Today, most simple page-oriented courseware is being prepared in Powerpoint and Dreamweaver. More sophisticated interactive animations use SCORM-compliant tools like TechSmith Camtasia and Adobe Captivate (formerly Macromedia RoboDemo).

Learning All About DITA
At last month's meeting of the Boston DITA Users Group, John Hunt of IBM described a new OASIS initiative to develop a DITA specialization topic for eLearning. Hunt's Learning Content Subcommittee is studying the Cisco/Clark model of Reusable Information Objects (RIO), similar in ways to DITA topics, assembled into a sequence of seven plus or minus two RIOs, which becomes a Reusable Learning Object (RLO).

Cisco Systems worked with Dr. Ruth Clark to create a reusable object strategy. They identified five core content types--concept, fact, procedure, principle, and process--based on established information types developed in the nineteen-sixties by Dr. Robert Horn at Information Mapping.

The DITA Learning Content Subcommittee, with members from Comtech Services, IBM, IXIASOFT, PTC/Arbortext, Sun, and JustSystems, hopes to complete an eLearning specification by early 2008. The effort will result in a set of specialized learning topic types that represent the information types needed for learning content and a map domain to structure them as learning objects.
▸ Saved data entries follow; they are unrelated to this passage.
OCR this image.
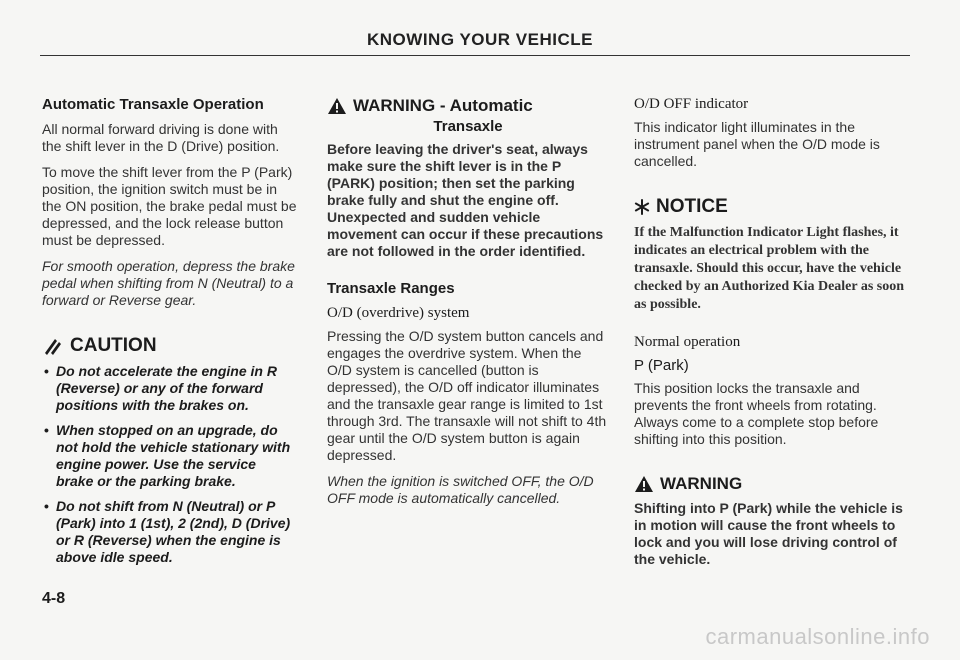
KNOWING YOUR VEHICLE
Automatic Transaxle Operation

All normal forward driving is done with the shift lever in the D (Drive) position.

To move the shift lever from the P (Park) position, the ignition switch must be in the ON position, the brake pedal must be depressed, and the lock release button must be depressed.

For smooth operation, depress the brake pedal when shifting from N (Neutral) to a forward or Reverse gear.

CAUTION
• Do not accelerate the engine in R (Reverse) or any of the forward positions with the brakes on.
• When stopped on an upgrade, do not hold the vehicle stationary with engine power. Use the service brake or the parking brake.
• Do not shift from N (Neutral) or P (Park) into 1 (1st), 2 (2nd), D (Drive) or R (Reverse) when the engine is above idle speed.
WARNING - Automatic
Transaxle

Before leaving the driver's seat, always make sure the shift lever is in the P (PARK) position; then set the parking brake fully and shut the engine off. Unexpected and sudden vehicle movement can occur if these precautions are not followed in the order identified.

Transaxle Ranges
O/D (overdrive) system

Pressing the O/D system button cancels and engages the overdrive system. When the O/D system is cancelled (button is depressed), the O/D off indicator illuminates and the transaxle gear range is limited to 1st through 3rd. The transaxle will not shift to 4th gear until the O/D system button is again depressed.

When the ignition is switched OFF, the O/D OFF mode is automatically cancelled.

O/D OFF indicator

This indicator light illuminates in the instrument panel when the O/D mode is cancelled.

NOTICE

If the Malfunction Indicator Light flashes, it indicates an electrical problem with the transaxle. Should this occur, have the vehicle checked by an Authorized Kia Dealer as soon as possible.

Normal operation
P (Park)

This position locks the transaxle and prevents the front wheels from rotating. Always come to a complete stop before shifting into this position.

WARNING

Shifting into P (Park) while the vehicle is in motion will cause the front wheels to lock and you will lose driving control of the vehicle.

4-8
carmanualsonline.info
The goal is to enable hundreds of thousands of technical writers moving to structured content to be producing SCORM-compliant corporate learning materials with the same tools they use today for technical documentation.

On a personal note, SCORM was created a decade ago by an old business colleague of mine, Philip Dodds, who helped develop pioneering electronic music synthesizers and the first digital piano, at Kurzweil Music Systems and ARP Instruments. At ARP he worked with two friends who helped me build the first hand-held electronic games in the nineteen-seventies, Christopher Wright and Michael Suchoff.

Dodds is now chief architect for the Advanced Distributed Learning Initiative. At the recent ADL Summit in Alexandria, VA, John Hunt's OASIS DITA team presented the preliminary plans for integrating the DITA "holy grail of content reuse" into the world of SCORM and eLearning.